I missed all that–can you point me in the right direction?
> These sorts of things can only be found when there's wide access given to journalists.
Sure, but there's an argument to be made that the only way to end domestic violence is to place cameras inside all homes. Obviously that tradeoff is one most people aren't willing to make, and I don't think that leaking the private emails of employees of a private company is ultimately morally defensible.
Whistleblowing is one (very important) thing–bulk dumps of 99% of innocuous stuff became there's 1% of stuff in there that isn't great (but probably isn't all that bad, in the grand scheme of things) is both tactically questionable–leaking something with a 1:99 S/N ratio is a terrible way to get your message across–it's also morally suspect.
If Wikileaks & Co. truly wanted to change the world (and it wasn't about garnering attention and giving indiscriminate anger an outlet), they'd be approaching things differently.
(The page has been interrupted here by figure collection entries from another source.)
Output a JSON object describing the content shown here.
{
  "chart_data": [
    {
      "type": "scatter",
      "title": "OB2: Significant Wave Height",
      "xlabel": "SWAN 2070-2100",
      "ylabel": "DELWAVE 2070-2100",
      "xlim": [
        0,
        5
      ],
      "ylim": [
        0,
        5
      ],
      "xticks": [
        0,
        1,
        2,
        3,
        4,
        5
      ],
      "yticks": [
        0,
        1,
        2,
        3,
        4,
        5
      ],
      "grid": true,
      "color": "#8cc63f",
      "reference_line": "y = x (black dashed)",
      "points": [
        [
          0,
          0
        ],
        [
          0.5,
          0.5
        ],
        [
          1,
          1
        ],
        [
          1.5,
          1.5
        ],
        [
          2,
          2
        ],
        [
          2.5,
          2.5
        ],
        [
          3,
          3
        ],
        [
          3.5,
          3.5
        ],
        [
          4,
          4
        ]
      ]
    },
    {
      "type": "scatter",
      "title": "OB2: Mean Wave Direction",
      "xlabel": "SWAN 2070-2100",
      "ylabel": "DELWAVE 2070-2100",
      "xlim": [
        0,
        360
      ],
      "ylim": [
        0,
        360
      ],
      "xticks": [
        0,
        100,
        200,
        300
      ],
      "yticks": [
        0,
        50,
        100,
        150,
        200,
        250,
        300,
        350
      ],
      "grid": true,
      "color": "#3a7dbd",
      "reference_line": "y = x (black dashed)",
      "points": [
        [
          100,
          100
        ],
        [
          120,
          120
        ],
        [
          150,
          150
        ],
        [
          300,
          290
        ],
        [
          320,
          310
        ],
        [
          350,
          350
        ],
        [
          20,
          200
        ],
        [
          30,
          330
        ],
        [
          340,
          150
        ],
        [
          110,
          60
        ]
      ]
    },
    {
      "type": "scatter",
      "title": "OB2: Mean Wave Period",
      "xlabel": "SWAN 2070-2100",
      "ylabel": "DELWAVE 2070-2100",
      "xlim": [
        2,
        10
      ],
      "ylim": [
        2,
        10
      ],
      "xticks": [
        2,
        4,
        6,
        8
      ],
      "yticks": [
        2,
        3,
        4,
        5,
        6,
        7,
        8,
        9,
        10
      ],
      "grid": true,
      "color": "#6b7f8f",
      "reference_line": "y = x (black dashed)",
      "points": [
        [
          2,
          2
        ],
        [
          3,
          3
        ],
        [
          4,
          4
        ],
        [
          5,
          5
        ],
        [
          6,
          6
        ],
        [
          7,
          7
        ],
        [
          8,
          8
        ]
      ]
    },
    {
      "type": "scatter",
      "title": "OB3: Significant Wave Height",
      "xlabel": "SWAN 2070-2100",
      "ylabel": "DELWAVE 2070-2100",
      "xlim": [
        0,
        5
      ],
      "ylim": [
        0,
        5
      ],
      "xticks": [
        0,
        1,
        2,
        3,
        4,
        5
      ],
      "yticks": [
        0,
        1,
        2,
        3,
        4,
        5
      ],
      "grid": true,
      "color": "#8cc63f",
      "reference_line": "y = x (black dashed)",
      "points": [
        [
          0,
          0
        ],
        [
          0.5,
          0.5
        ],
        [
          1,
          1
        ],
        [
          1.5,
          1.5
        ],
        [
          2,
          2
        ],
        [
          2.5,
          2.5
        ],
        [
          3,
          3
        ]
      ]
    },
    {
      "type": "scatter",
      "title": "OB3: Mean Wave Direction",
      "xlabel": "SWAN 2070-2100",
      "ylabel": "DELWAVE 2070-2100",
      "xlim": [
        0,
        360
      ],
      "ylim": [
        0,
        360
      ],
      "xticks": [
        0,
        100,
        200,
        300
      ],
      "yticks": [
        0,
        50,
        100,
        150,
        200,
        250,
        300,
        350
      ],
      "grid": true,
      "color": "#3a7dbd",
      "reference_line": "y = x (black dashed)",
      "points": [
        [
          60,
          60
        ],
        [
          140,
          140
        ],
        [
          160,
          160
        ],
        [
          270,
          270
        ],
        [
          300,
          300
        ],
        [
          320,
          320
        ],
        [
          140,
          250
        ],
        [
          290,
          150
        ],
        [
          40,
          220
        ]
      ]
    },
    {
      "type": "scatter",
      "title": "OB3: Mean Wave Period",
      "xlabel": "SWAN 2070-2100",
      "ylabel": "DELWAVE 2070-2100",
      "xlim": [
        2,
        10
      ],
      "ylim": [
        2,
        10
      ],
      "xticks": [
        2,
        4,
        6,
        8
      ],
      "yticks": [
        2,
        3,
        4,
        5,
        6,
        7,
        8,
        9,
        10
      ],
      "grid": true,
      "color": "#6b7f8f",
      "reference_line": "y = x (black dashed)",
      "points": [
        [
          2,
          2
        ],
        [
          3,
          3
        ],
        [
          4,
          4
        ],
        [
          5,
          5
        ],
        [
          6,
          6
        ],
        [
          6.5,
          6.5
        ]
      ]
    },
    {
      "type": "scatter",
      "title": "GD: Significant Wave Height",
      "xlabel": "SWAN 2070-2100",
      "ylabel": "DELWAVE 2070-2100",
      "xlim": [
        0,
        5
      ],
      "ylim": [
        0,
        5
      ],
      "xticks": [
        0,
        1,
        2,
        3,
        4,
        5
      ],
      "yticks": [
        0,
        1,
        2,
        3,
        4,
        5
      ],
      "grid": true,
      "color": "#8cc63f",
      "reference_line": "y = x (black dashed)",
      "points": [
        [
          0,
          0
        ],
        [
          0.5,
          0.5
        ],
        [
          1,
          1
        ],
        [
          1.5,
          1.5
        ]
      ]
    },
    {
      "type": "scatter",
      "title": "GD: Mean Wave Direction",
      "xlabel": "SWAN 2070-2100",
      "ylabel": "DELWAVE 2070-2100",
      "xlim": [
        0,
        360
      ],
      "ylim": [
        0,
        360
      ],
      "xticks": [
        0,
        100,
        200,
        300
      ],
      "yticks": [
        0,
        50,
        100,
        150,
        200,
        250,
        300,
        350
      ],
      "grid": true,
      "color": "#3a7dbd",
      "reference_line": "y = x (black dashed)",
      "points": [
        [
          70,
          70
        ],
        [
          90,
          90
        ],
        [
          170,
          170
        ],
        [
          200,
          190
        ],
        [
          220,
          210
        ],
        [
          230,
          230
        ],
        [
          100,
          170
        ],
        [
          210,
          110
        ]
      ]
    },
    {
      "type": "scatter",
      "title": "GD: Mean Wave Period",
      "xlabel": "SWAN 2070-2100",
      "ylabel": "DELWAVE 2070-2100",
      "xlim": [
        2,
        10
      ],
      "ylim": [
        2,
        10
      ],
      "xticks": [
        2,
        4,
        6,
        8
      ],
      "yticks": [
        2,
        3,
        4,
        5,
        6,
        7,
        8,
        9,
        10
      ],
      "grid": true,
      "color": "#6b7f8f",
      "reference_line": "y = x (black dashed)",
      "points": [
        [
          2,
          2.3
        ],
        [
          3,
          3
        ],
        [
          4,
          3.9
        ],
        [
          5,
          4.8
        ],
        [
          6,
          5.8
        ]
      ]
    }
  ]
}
> I missed all that–can you point me in the right direction?
Sure!
The CEO of SONY, high level state department officials, RAND specialist on nuclear deproliferation, regime change and North Korea, and Special Envoy to Korea discussed what direction the ending of the movie should go for it to most optimally destabilize the Kim regime. Special Envoy talked about plans (and RAND specialist Bennett) mention plans to seed the film into NK:
The decision to name the leader of NK in the film came down from executives - in the original script it had entirely fictional names (http://www.scpr.org/programs/the-frame/2014/12/15/40758/how-...). This is also confirmed by the SONY leaks, which have the executives trade emails concerned about the appearance of their having brought up the idea.
This all came out pretty early during the hacks but unfortunately the skepticism over it having been NK behind the hacks overwhelmed the media at the time. (It did turn out to be pretty definitively North Korea, or at least sympathizers, after all).
> 99% v. 1%
I happen to agree with you wholeheartedly. I do like the way that Wikileaks operates, though. They don't want to be the people in charge of curating and censoring information because they feel that this process can become politicized. So they publish everything.
The cost of their publications is extremely high. The returns are also high and IMO the ROI is good so in general I'm for them. But yeah if the ROI wasn't very good I would question it a lot more.
Definitely Wikileaks operates in pretty challenging legal waters.
* If Wikileaks edits the content it can be criticized for tampering.
* If Wikileaks leaves malware in it can be criticized for circulating malware.
It may also give an excuse to search engines and other partners of the government to block the site on account of it hosting files that are infected.
A pretty nasty no-win situation.
Also think about what this means for the sources of the documents. It means that the surveillance and intelligence information from these firms was likely compromised. Yikes.